Amolops monticola
- Conservation status: Least Concern (IUCN 3.1)

Scientific classification
- Kingdom: Animalia
- Phylum: Chordata
- Class: Amphibia
- Order: Anura
- Family: Ranidae
- Genus: Amolops
- Species: A. monticola
- Binomial name: Amolops monticola (Anderson, 1871)
- Synonyms: Hylorana monticola Anderson, 1871 ; Rana monticola (Anderson, 1871) ; Staurois monticola (Anderson, 1871) ;

= Amolops monticola =

- Authority: (Anderson, 1871)
- Conservation status: LC

Species of frog

Amolops monticola is a species of frog in the family Ranidae, the "true frogs". It is found in the Northeast India, eastern Nepal, and western China (Tibet, Yunnan), although there is some uncertainty regarding the Chinese records. It probably also occurs in the intervening Bhutan. Common names mountain sucker frog, mountain stream frog, mountain torrent frog, and mountain cascade frog have been coined for it.

==Description==
Amolops monticola grow to a snout–vent length of 74 mm. As is characteristic for the Amolops monticola group, skin is smooth, dorsolateral folds are present, and the side of head is dark, with a light-colored upper lip stripe extending to the shoulder.

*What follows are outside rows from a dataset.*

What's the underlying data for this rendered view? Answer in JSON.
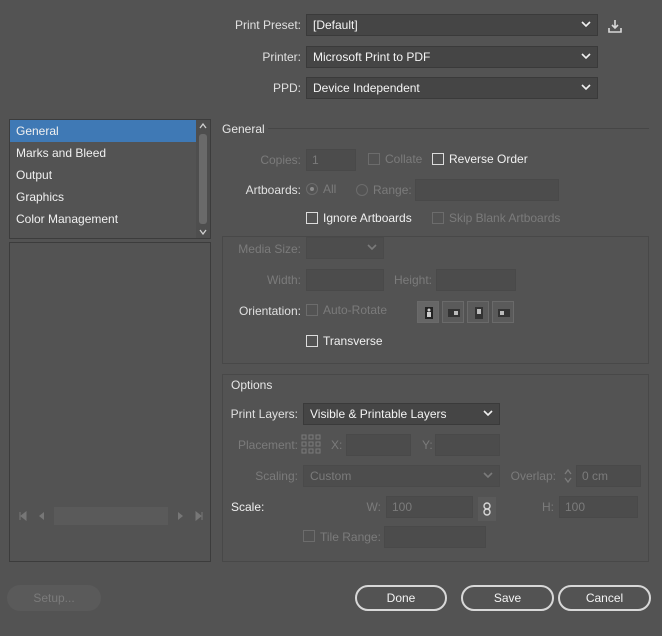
{
  "header": {
    "print_preset_label": "Print Preset:",
    "print_preset_value": "[Default]",
    "printer_label": "Printer:",
    "printer_value": "Microsoft Print to PDF",
    "ppd_label": "PPD:",
    "ppd_value": "Device Independent"
  },
  "nav": {
    "items": [
      {
        "label": "General",
        "selected": true
      },
      {
        "label": "Marks and Bleed"
      },
      {
        "label": "Output"
      },
      {
        "label": "Graphics"
      },
      {
        "label": "Color Management"
      }
    ]
  },
  "general": {
    "title": "General",
    "copies_label": "Copies:",
    "copies_value": "1",
    "collate_label": "Collate",
    "reverse_order_label": "Reverse Order",
    "artboards_label": "Artboards:",
    "all_label": "All",
    "range_label": "Range:",
    "ignore_artboards_label": "Ignore Artboards",
    "skip_blank_label": "Skip Blank Artboards"
  },
  "media": {
    "media_size_label": "Media Size:",
    "width_label": "Width:",
    "height_label": "Height:",
    "orientation_label": "Orientation:",
    "auto_rotate_label": "Auto-Rotate",
    "transverse_label": "Transverse"
  },
  "options": {
    "title": "Options",
    "print_layers_label": "Print Layers:",
    "print_layers_value": "Visible & Printable Layers",
    "placement_label": "Placement:",
    "x_label": "X:",
    "y_label": "Y:",
    "scaling_label": "Scaling:",
    "scaling_value": "Custom",
    "overlap_label": "Overlap:",
    "overlap_value": "0 cm",
    "scale_label": "Scale:",
    "w_label": "W:",
    "w_value": "100",
    "h_label": "H:",
    "h_value": "100",
    "tile_range_label": "Tile Range:"
  },
  "footer": {
    "setup_label": "Setup...",
    "done_label": "Done",
    "save_label": "Save",
    "cancel_label": "Cancel"
  }
}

The tympanum is distinct. The finger and toe tips bear discs. The toes are webbed. Males have paired vocal sac.

Tadpoles measure up to 66 mm in total length, of which about two thirds is made up by the tail.

==Habitat and conservation==
Amolops monticola occur in shaded stream rapids, but occasionally also in ponds. Its elevational range is 850–2350 m above sea level. This frog lays eggs in stone crevices along the edges of streams, and on aquatic plants. It is not considered threatened by the International Union for Conservation of Nature (IUCN).